- Other names: Jura Laufhund St. Hubert
- Origin: Switzerland
- Breed status: Not recognised as a breed by any major kennel club.

Traits
- Height: 46–59 cm (18–23 in)
- Weight: 15–20 kg (33–44 lb)
- Coat: Short
- Colour: Black and tan

= St. Hubert Jura Hound =

The St. Hubert Jura Hound is a breed of scenthound originating in the Jura Mountains on the French-Swiss border.

==Overview==
The St. Hubert Jura Hound is a medium-sized hound; it is black and tan in colour with no white at all. The St. Hubert Jura Hound closely resembles the slightly smaller Bruno Jura Hound, to which it is closely related, although it has distinctly more pendulous flews and dewlaps.

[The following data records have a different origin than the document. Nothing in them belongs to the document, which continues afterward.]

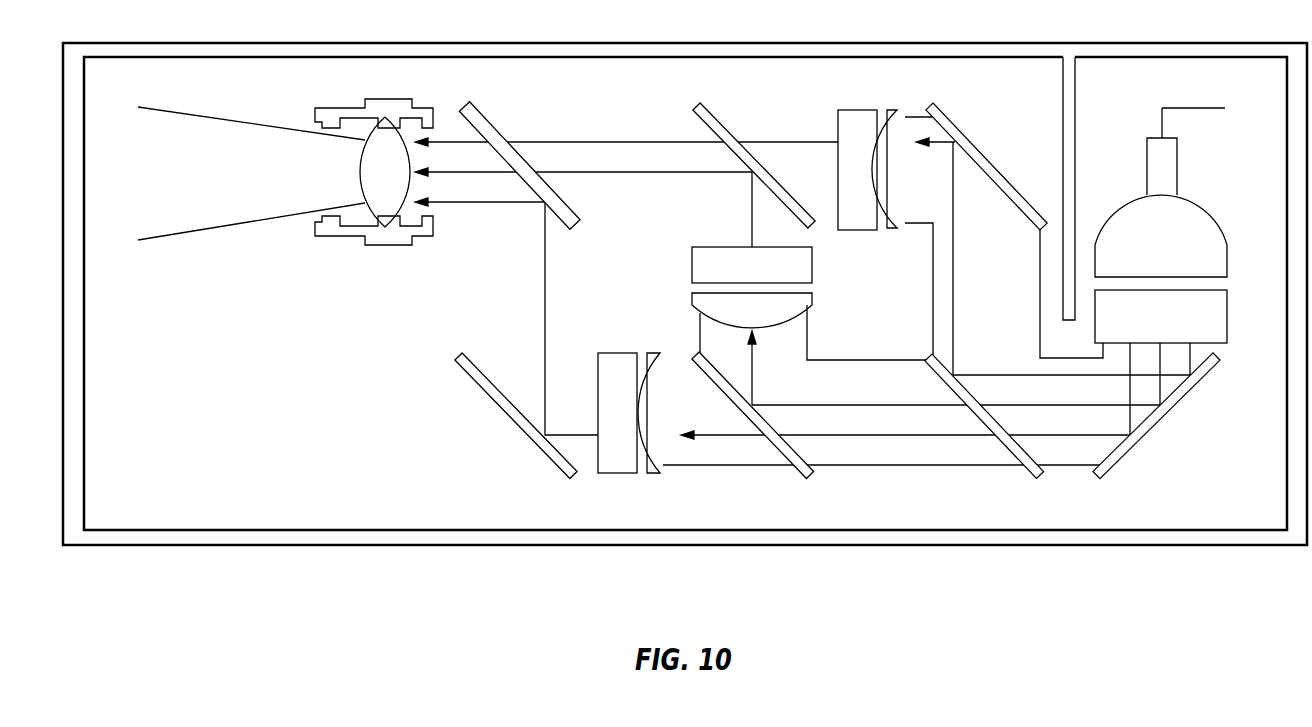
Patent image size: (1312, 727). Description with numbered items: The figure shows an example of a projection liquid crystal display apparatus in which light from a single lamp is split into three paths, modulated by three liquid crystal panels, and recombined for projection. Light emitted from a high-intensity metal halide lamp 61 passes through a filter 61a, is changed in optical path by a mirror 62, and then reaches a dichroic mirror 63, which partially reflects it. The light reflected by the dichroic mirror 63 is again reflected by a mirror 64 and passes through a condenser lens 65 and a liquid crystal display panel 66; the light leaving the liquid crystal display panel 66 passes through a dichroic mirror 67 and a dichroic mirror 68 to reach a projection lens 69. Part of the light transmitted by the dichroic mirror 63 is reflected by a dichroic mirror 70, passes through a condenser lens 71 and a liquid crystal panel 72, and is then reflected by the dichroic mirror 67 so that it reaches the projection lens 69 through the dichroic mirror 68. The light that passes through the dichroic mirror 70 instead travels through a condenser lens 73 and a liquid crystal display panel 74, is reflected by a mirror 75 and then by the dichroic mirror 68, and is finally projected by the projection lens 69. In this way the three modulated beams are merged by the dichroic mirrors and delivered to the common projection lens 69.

The high-intensity metal halide lamp 61 is at (1182, 192).
The filter 61a is at (1189, 306).
The mirror 62 is at (1161, 416).
The dichroic mirror 63 is at (1015, 435).
The mirror 64 is at (986, 182).
The condenser lens 65 is at (862, 150).
The liquid crystal display panel 66 is at (812, 151).
The dichroic mirror 67 is at (726, 150).
The dichroic mirror 68 is at (519, 153).
The projection lens 69 is at (407, 172).
The dichroic mirror 70 is at (782, 433).
The condenser lens 71 is at (717, 316).
The liquid crystal panel 72 is at (729, 246).
The condenser lens 73 is at (678, 433).
The liquid crystal display panel 74 is at (588, 433).
The mirror 75 is at (476, 416).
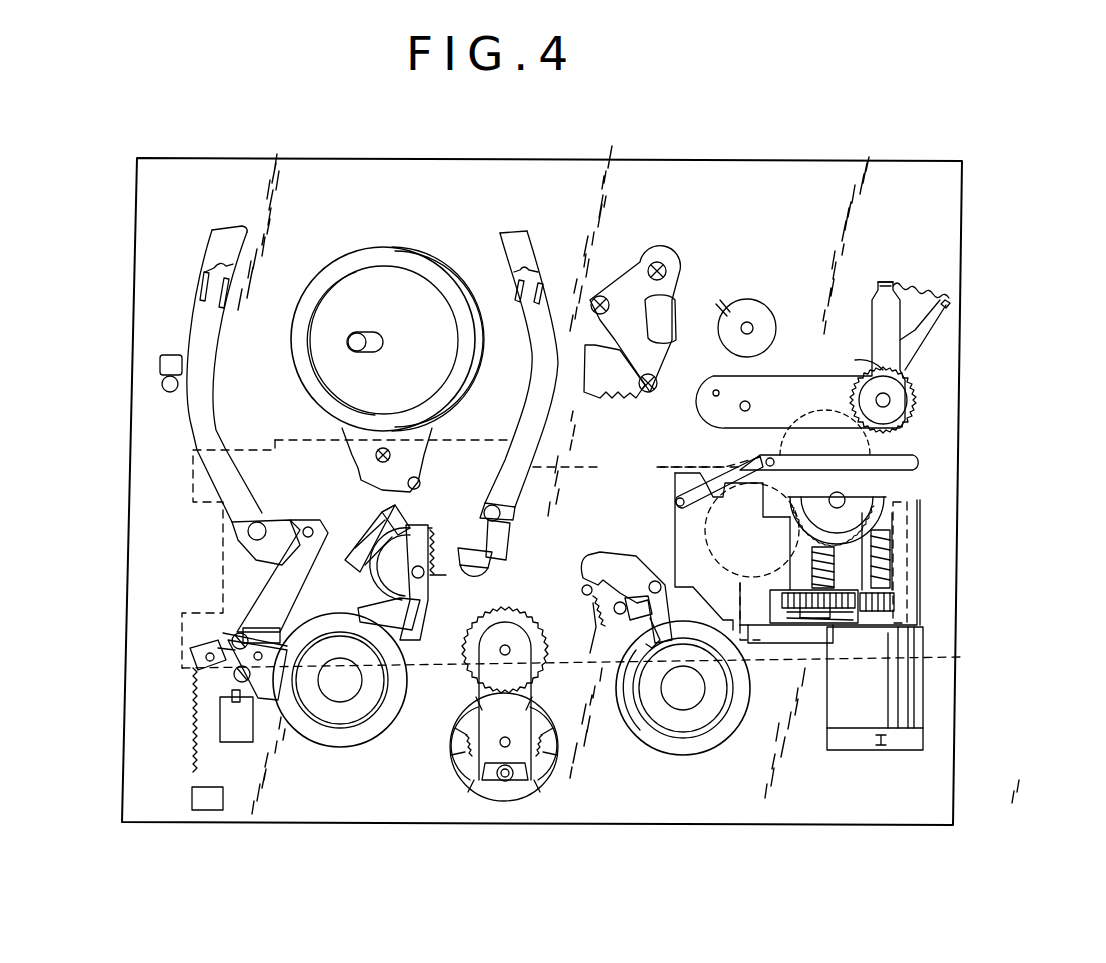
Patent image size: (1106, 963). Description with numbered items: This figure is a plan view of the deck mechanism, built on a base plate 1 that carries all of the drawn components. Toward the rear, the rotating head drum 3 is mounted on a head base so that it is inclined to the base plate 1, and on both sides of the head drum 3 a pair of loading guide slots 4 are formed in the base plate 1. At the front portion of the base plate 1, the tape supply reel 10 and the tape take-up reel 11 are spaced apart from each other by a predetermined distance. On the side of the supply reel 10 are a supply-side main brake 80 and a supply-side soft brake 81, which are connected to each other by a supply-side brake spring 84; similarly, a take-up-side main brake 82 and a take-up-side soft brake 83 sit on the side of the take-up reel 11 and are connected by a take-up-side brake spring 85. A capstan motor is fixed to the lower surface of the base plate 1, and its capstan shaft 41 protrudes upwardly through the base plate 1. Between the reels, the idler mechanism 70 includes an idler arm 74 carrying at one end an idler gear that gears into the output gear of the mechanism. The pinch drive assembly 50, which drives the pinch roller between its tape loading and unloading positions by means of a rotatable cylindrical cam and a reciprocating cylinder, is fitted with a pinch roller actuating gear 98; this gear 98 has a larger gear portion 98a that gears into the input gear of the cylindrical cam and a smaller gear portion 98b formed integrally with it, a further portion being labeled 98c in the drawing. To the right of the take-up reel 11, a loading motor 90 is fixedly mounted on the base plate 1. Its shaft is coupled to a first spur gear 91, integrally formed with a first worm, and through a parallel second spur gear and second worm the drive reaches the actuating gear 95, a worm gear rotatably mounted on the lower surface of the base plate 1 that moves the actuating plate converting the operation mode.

The base plate 1 is at (148, 188).
The rotating head drum 3 is at (378, 256).
The loading guide slots 4 is at (205, 456).
The tape supply reel 10 is at (333, 740).
The tape take-up reel 11 is at (725, 735).
The capstan shaft 41 is at (750, 322).
The pinch drive assembly 50 is at (924, 366).
The idler mechanism 70 is at (548, 785).
The idler arm 74 is at (548, 788).
The supply-side main brake 80 is at (370, 628).
The supply-side soft brake 81 is at (404, 640).
The take-up-side main brake 82 is at (682, 615).
The take-up-side soft brake 83 is at (621, 705).
The supply-side brake spring 84 is at (440, 535).
The take-up-side brake spring 85 is at (587, 635).
The loading motor 90 is at (925, 690).
The first spur gear 91 is at (900, 604).
The actuating gear 95 is at (890, 582).
The pinch roller actuating gear 98 is at (905, 495).
The larger gear portion 98a is at (895, 525).
The smaller gear portion 98b is at (900, 482).
The worm gear 98c is at (845, 560).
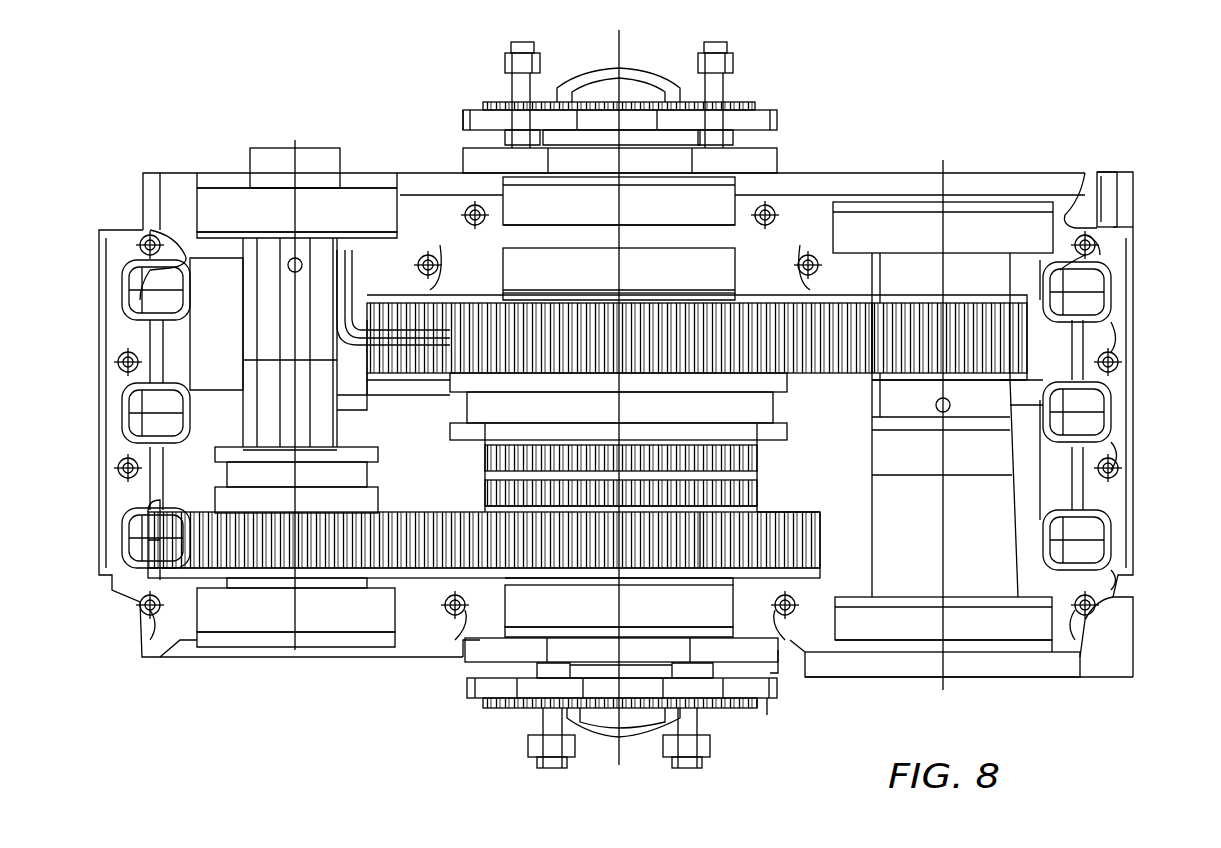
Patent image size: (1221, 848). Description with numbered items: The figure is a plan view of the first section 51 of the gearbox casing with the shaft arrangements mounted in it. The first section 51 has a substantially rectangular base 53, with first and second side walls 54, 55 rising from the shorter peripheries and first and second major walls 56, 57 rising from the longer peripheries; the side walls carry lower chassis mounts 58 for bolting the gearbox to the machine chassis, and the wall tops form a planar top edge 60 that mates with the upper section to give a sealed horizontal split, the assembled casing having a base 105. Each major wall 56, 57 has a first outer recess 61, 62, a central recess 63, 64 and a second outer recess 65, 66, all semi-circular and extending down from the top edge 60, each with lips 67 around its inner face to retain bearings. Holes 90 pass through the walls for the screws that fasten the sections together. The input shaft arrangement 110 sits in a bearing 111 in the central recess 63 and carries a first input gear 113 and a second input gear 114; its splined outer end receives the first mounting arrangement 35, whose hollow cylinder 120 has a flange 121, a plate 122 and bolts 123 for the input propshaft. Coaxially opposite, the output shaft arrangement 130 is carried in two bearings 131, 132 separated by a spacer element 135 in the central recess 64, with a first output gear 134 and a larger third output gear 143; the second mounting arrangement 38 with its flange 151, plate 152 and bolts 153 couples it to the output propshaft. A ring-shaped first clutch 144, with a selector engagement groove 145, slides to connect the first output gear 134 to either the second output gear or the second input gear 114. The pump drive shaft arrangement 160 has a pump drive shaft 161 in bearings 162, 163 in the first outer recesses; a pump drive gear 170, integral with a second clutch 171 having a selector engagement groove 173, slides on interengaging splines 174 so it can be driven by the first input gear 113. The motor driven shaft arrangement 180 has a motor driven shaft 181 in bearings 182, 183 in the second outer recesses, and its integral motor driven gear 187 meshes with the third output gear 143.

Both the St. Hubert Jura and Bruno Jura Hounds are closely related to nearby French hounds; all are believed to have descended from the St. Hubert Hound, which the St. Hubert Jura Hound closely resembles.

The St. Hubert Jura Hound is used by hunters to pursue quarry that is hunted on foot in the Jura Mountains on the Swiss side of the French-Swiss border; it is said to possess incredible scenting prowess and surprising speed and agility when hunting.